8 Questions To Ask Before Using YouTube As A Communications Tool
As communications professionals, it’s very easy to get caught up in the hype and excitement about all the new online communications tactics we have available to us today. YouTube is a great example. It’s tempting to view tools like this as a silver bullet for our communications woes.
YouTube used to be primarily a great source for videos of music and kids hurting themselves on skateboards. No longer. It’s becoming a more common tool for corporate communications.
Your management may want to rush out, jump into the deep end and start using YouTube to communicate directly with people. If you can, you should get them to pause and consider several questions first:
What are your objectives?
What do you want to get out of this communications effort?
What do you want to achieve? Do you want to drive people to your website? Increase sales elsewhere? Raise awareness? Stimulate behaviour change? Generate discussion? Does video help you reach this objective?
Who’s your target audience?
A few interesting stats for YouTube’s U.S. audience:
- 51% male; 49% female
- 60% of users aged over 35 (18% under 18; 20% aged 18-34)

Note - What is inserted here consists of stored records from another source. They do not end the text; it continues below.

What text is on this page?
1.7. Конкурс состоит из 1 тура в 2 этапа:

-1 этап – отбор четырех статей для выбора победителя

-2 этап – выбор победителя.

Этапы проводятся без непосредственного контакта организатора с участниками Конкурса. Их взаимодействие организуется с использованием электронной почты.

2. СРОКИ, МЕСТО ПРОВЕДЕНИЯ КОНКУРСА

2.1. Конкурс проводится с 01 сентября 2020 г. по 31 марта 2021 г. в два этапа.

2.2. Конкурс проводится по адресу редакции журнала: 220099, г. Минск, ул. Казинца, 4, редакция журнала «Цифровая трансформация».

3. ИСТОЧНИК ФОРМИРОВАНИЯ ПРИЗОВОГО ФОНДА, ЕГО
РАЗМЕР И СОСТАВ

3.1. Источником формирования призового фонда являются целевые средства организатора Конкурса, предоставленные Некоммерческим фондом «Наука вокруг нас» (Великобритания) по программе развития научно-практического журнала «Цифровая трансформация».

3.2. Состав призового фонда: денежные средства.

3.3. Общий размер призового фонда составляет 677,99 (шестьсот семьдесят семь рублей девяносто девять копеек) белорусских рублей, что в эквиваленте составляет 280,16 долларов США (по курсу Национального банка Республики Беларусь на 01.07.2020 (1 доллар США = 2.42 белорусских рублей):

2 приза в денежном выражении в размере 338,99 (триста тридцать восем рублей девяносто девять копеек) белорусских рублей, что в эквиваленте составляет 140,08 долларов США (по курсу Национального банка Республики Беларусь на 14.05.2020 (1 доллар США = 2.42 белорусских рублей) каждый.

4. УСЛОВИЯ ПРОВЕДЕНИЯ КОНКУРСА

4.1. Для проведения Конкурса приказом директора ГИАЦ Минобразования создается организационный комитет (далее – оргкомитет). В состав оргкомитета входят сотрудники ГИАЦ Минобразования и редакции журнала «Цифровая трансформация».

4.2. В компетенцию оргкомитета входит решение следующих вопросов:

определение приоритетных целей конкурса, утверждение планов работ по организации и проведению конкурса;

- 71% employed; 15% students
- 47% married
- 69% college educated
Not what you’d expect, is it?
Are you looking for sustained interest?
Is this a one-off, or part of a sustained campaign? Who will produce follow-up videos? What will they be about?
It may not be necessary to publish regular videos (the Dove Evolution video, for example, was highly successful without being part of a frequent series). However, if regular videos are the intention, consider how that process will work.
Do you have the resources to do this in-house? Do you have the budget to outsource it? You may be better off buying a decent video camera and editing suite and training your staff to produce and edit video. You’ll re-coup this cost quickly if you’re producing videos regularly.
How will you measure success?
Please, oh please, don’t use views as your only success criteria.
Yes, video views are a helpful indicator of your video’s reach. However, they don’t tell you whether people absorbed your message or whether they took any action based on it. I’m no measurement guru, but video views SUCK as a success criteria. It’s like citing TV audience as a success criteria for TV advertising.
Find a way to at least measure a proxy for your objectives.
Do you have a good visual for video?
Rigid, scripted talking heads make for boring video. Don’t expect great pick-up if your video is boring. Be interesting or be forgotten.
How will you handle comments?
Decide how you’re going to deal with comments on the video – both text and video.
First, are you ready to accept negative comments? Assuming you enable comments, how will you respond to them? And who will respond?
The Wall Street Journal recently published an article outlining five approaches that companies use to deal with "negative consumer- and employee-generated content on the Web."
- Do nothing
- Put the lawyers on it
- Throw money at the problem
- Invite and engage the critics
- Stop it before it starts
If your company plans to do anything other than options four or five, consider whether you should enable comments. You may get criticized for not doing so, but it may be better than the criticism you’ll get if you allow them and don’t respond or respond inappropriately.
Will you allow ratings?
Are you going to let people rate your video?
I would suggest that if you’re not confident about the video, you shouldn’t upload it but we all know that sometimes these decisions are out of our hands.
Will you let people embed the video?
This may be a no-brainer, but the last thing you want is your boss calling you up and asking why your video is up on someone else’s website. You could argue that if people don’t like the possibility of this happening then maybe you should re-examine YouTube videos as a tactic for your campaign.
YouTube can be a great tactic but if you’re looking for a traditional one-way, controlled information flow, perhaps it isn’t the best tactic for you.
Conclusion
This is a basic list of fundamental questions you should answer before you launch into using videos on YouTube (or another video site) as a communications tactic. This is just a start, and some of these questions should already be part of your communications planning process.
Also, please remember, don’t have a YouTube strategy. This is just another tactic to add to your toolkit.
If you treat YouTube videos as a standalone piece, handled separately from the rest of your communications, they’re likely to fail. Throwing out random videos is about as likely to get you somewhere as throwing out random press releases (if a video is published and no-one views it, was it really published?). Think strategically. Think about this in conjunction with your other communications products.
If you’ve used YouTube as a communications tool, what lessons have you learned? What other questions should people ask before diving in?